Rates ARE Rising: 5-Year Yield Highest In Over 3 Years
Fellow contributor and stats guru Ryan Detrick recently reminded me of the Bloomberg survey at the beginning of the year in which 67 of 67 economists predicted higher rates in 2014. Now, the year isn’t over but with 10-year Treasury yields down 44 basis points (14.5%), it’ll take a heck of a bond rout in the next three and a half months for consensus to avoid being wrong.
If they had been talking about the 5-Year yield, however, things would be a little different. The yield on the 5-Year Treasury Note closed 2013 at 1.75%. Yesterday, it closed at 1.77%. It’s not much, but 5-Year rates are up. Furthermore, the 5-Year closed last week at 1.82%, the highest close in over 3 years. (Contributor Chris Kimble also noted this development as well as rising 2-Year yields here.)

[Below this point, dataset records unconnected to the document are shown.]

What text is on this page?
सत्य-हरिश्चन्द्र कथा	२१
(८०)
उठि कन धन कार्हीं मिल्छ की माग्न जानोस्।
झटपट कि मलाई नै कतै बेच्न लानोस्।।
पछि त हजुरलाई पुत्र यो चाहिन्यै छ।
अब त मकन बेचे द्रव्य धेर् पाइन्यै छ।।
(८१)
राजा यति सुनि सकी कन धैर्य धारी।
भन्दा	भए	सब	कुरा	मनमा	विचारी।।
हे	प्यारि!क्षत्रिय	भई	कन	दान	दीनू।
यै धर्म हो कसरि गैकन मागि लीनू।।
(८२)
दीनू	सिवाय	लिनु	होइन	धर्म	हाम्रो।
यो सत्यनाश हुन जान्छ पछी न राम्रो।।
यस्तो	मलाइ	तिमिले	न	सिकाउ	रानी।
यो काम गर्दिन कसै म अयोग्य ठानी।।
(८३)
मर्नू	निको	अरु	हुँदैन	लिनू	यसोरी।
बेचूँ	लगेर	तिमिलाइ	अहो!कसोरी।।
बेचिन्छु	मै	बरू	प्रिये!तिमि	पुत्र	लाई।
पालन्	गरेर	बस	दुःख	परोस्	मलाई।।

While there has not been follow-through above that level yet, 5-Year yields have been forming a bullish Ascending Triangle for the past 12+ months. The beginning of that triangle was formed by the spike associated with the “taper tantrum” in May to June of last year. While 10-Year rates have lost 50% of their taper tantrum gains and the 30-year, 75%, the 5-Year has not budged, instead forming the triangle which it is now threatening to break above.
Should the breakout occur, the upside target stemming from the triangle formation would be roughly 2.25%. That level would also correspond with the 2010 highs as well as the 23.6% Fibonacci Retracement of the 1995-2012 decline and the 38.2% Fibonacci Retracement of the 2007-2012 decline.
What is the takeaway from this? Besides the fact that 5-Year rates look like they are about to break out to the upside, much of the nation’s and world’s investments and financial posture is predicated on low rates. Even if the Fed and other central banks leave short-term rates fixed at 0% (or less), a rise in longer term rates could pose a significant problem to borrowers – whether it be sovereignties monetizing their debt or investors using low rates to leverage their positions.
At a minimum, it may be a good time to think about locking in 5-year loans or avoiding 5-year ARM’s.